Another pandemic returned to the headlines this week: The scourge of systemic racism, as shown by the recent shooting of Daunte Wright and the release of video showing police pepper-spraying Second Lieutenant Caron Nazario during a traffic stop. After all the marches and outrage that came about after the killing of George Floyd, we’re still stuck in the same place we were nearly a year ago, the same place we’ve been stuck for decades and even centuries. These acts may have left the front pages, but they’re still happening, and for all our high and mighty talk of last summer, we’ve made embarrassingly little progress towards rectifying the situation.

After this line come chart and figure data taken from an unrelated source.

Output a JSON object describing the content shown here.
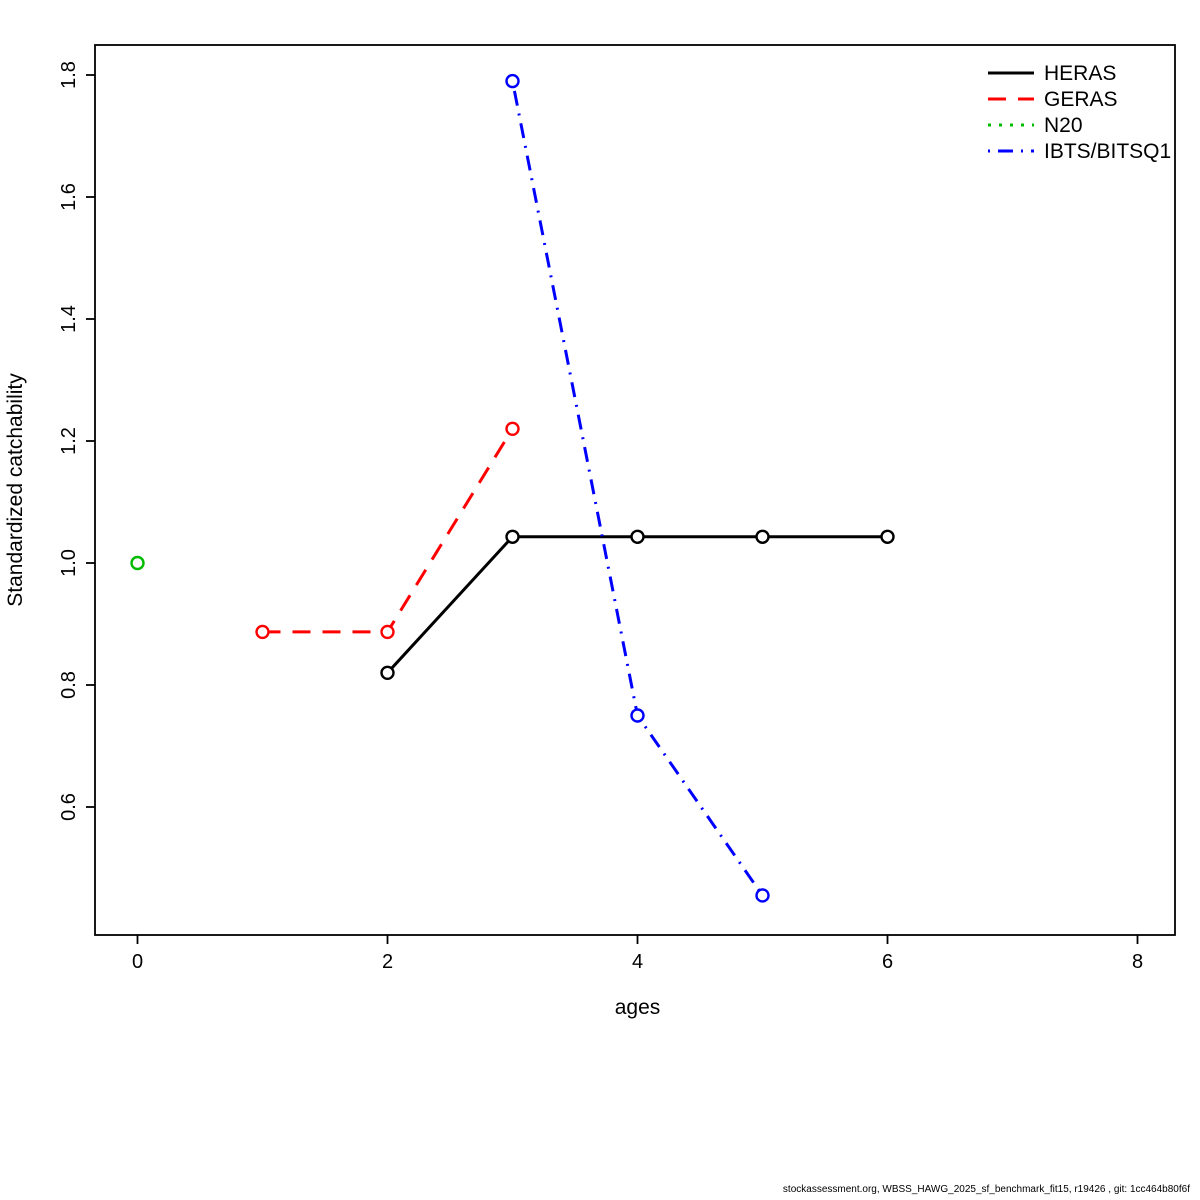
{
  "chart_data": {
    "type": "line",
    "title": "",
    "xlabel": "ages",
    "ylabel": "Standardized catchability",
    "xlim": [
      -0.3,
      8.3
    ],
    "ylim": [
      0.4,
      1.85
    ],
    "grid": false,
    "xticks": [
      0,
      2,
      4,
      6,
      8
    ],
    "yticks": [
      0.6,
      0.8,
      1.0,
      1.2,
      1.4,
      1.6,
      1.8
    ],
    "legend_position": "top-right",
    "marker": "open-circle",
    "series": [
      {
        "name": "HERAS",
        "color": "#000000",
        "dash": "solid",
        "x": [
          2,
          3,
          4,
          5,
          6
        ],
        "y": [
          0.82,
          1.043,
          1.043,
          1.043,
          1.043
        ]
      },
      {
        "name": "GERAS",
        "color": "#ff0000",
        "dash": "dashed",
        "x": [
          1,
          2,
          3
        ],
        "y": [
          0.887,
          0.887,
          1.22
        ]
      },
      {
        "name": "N20",
        "color": "#00bb00",
        "dash": "dotted",
        "x": [
          0
        ],
        "y": [
          1.0
        ]
      },
      {
        "name": "IBTS/BITSQ1",
        "color": "#0000ff",
        "dash": "dashdot",
        "x": [
          3,
          4,
          5
        ],
        "y": [
          1.79,
          0.75,
          0.455
        ]
      }
    ]
  },
  "footer": {
    "text": "stockassessment.org, WBSS_HAWG_2025_sf_benchmark_fit15, r19426 , git: 1cc464b80f6f"
  }
}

This sort of prejudiced bullshit needs to stop, and it needed to stop a long time ago. Black lives matter, even if our police departments don’t seem to think so. I don’t know if it’s police training or police culture or what, but we need to figure out why this sort of stuff keeps happening, and then take tangible, concrete steps to ensure that it doesn’t happen again. Otherwise, we’ll be right back here next year, mourning another life taken too soon.